Médecine Intensive Réanimation, Hôpital de Hautepierre, Hôpitaux Universitaires de Strasbourg, Fédération de Médecine Translationnelle de Strasbourg (FMTS) and Unistra, Strasbourg, France.
Institut National de la Santé et de la Recherche Médicale-Unité Mixte de Recherche (INSERM-UMR) 1121 Biomatériaux et Bio-ingénierie, Fédération de Médecine Translationnelle de Strasbourg (FMTS) and Unistra, Strasbourg, France.
Front Immunol. 2022 Sep 29;13:985472. doi: 10.3389/fimmu.2022.985472. eCollection 2022.
Neuroendocrine cells release Catestatin (CST) from Chromogranin A (CgA) to regulate stress responses. As regards COVID-19 patients (COVID+) requiring oxygen supply, to date nobody has studied CST as a potential mediator in the regulation of immunity.
PATIENTS & METHODS: Admission plasma CST and CgA - its precursor - concentrations were measured (ELISA test) in 73 COVID+ and 27 controls. Relationships with demographics, comorbidities, disease severity and outcomes were analysed (Mann-Whitney, Spearman correlation tests, ROC curves).
Among COVID+, 49 required ICU-admission (COVID+ICU+) and 24 standard hospitalization (COVID+ICU-). Controls were either healthy staff (COVID-ICU-, n=11) or COVID-ICU+ patients (n=16). Median plasma CST were higher in COVID+ than in controls (1.6 [1.02; 3.79] 0.87 [0.59; 2.21] ng/mL, <0.03), with no difference between COVID+ and COVID-ICU+. There was no difference between groups in either CgA or CST/CgA ratios, but these parameters were lower in healthy controls (<0.01). CST did not correlate with either hypoxia- or usual inflammation-related parameters. In-hospital mortality was similar whether COVID+ or not, but COVID+ had longer oxygen support and more complications (<0.03). CST concentrations and the CST/CgA ratio were associated with in-hospital mortality (<0.01) in COVID+, whereas CgA was not. CgA correlated with care-related infections (<0.001).
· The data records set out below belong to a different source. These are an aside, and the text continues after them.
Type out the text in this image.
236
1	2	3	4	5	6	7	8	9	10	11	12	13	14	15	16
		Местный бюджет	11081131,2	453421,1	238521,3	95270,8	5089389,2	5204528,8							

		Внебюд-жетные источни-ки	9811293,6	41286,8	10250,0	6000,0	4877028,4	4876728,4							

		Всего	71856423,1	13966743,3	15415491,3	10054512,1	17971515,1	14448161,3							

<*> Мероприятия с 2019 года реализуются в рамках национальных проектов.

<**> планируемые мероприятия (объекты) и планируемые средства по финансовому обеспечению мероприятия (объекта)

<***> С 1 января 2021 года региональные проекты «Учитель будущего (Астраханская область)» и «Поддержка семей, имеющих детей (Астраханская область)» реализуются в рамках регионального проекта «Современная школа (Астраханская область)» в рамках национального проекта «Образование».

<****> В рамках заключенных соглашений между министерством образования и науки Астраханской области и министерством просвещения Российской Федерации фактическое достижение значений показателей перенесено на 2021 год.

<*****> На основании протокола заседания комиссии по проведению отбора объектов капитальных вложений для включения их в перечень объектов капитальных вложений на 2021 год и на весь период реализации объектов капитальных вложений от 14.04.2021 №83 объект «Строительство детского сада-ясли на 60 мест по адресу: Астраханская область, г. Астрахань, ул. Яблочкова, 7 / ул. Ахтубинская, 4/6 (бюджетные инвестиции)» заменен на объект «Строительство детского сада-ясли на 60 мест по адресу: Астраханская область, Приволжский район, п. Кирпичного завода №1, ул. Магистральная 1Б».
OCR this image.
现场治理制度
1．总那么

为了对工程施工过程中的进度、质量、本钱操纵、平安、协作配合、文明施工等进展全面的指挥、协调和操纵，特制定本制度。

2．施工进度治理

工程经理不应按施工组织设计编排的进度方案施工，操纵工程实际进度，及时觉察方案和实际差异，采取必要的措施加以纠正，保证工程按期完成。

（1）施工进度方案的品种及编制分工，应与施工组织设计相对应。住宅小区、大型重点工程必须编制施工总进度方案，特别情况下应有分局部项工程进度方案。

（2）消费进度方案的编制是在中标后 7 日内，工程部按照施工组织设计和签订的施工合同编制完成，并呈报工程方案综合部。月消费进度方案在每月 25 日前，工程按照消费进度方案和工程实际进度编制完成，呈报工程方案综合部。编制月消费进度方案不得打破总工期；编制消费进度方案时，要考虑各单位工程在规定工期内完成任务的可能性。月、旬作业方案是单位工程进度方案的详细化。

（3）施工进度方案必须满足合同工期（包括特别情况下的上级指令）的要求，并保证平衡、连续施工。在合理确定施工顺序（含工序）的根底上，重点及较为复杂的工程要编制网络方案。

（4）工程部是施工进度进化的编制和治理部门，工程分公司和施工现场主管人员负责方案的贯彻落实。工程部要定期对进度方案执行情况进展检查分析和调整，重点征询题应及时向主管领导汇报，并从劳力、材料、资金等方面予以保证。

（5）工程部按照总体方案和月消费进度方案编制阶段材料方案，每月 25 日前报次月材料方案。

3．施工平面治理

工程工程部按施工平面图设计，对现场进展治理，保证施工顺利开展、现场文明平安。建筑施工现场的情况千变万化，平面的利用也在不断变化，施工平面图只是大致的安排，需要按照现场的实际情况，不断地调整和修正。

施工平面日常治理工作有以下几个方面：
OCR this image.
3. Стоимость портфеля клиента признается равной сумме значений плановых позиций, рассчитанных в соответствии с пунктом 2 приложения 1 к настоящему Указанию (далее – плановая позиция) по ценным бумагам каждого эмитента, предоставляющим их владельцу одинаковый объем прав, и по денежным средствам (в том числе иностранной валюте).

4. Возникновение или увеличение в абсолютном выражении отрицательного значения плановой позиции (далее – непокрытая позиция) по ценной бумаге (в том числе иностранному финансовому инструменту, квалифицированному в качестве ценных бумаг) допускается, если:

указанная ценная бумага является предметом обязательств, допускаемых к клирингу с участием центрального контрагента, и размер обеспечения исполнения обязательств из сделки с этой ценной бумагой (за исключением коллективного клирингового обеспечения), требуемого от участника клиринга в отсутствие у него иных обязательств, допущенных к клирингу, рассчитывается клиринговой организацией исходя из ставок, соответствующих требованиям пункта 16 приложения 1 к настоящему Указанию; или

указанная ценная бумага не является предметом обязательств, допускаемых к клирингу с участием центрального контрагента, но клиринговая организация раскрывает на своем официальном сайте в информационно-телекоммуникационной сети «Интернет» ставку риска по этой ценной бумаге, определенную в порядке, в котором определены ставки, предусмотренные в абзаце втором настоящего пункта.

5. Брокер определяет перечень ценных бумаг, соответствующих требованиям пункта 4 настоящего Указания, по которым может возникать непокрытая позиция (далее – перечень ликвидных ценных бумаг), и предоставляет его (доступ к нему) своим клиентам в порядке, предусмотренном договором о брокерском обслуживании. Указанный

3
Respiratory COVID patients release significant amounts of CST in the plasma making this protein widely available for the neural regulation of immunity. If confirmed prospectively, plasma CST will reliably help in predicting in-hospital mortality, whereas CgA will facilitate the detection of patients prone to care-related infections.
神经内分泌细胞从嗜铬粒蛋白 A (CgA) 中释放 Catestatin (CST) 以调节应激反应。关于需要供氧的 COVID-19 患者 (COVID+),迄今为止,没有人研究 CST 作为调节免疫的潜在介质。
测量了 73 例 COVID+ 和 27 例对照者入院时的血浆 CST 和 CgA(其前体)浓度(ELISA 试验)。分析了与人口统计学、合并症、疾病严重程度和结局的关系(Mann-Whitney、Spearman 相关检验、ROC 曲线)。
在 COVID+中,49 例需要 ICU 入院 (COVID+ICU+),24 例标准住院 (COVID+ICU-)。对照组为健康工作人员 (COVID-ICU-,n=11) 或 COVID+ICU+患者 (n=16)。COVID+患者的血浆 CST 中位数高于对照组 (1.6 [1.02; 3.79] vs. 0.87 [0.59; 2.21] ng/mL,<0.03),COVID+和 COVID-ICU+之间无差异。CgA 或 CST/CgA 比值在各组之间无差异,但健康对照组较低 (<0.01)。CST 与缺氧或常规炎症相关参数均无相关性。无论 COVID+与否,住院死亡率相似,但 COVID+的氧疗时间更长,并发症更多(<0.03)。CST 浓度和 CST/CgA 比值与 COVID+患者的住院死亡率相关 (<0.01),而 CgA 则不然。CgA 与与护理相关的感染相关 (<0.001)。
COVID 患者的呼吸道释放大量 CST 进入血浆,使这种蛋白广泛用于神经调节免疫。如果前瞻性得到证实,血浆 CST 将可靠地帮助预测住院死亡率,而 CgA 将有助于发现易发生与护理相关的感染的患者。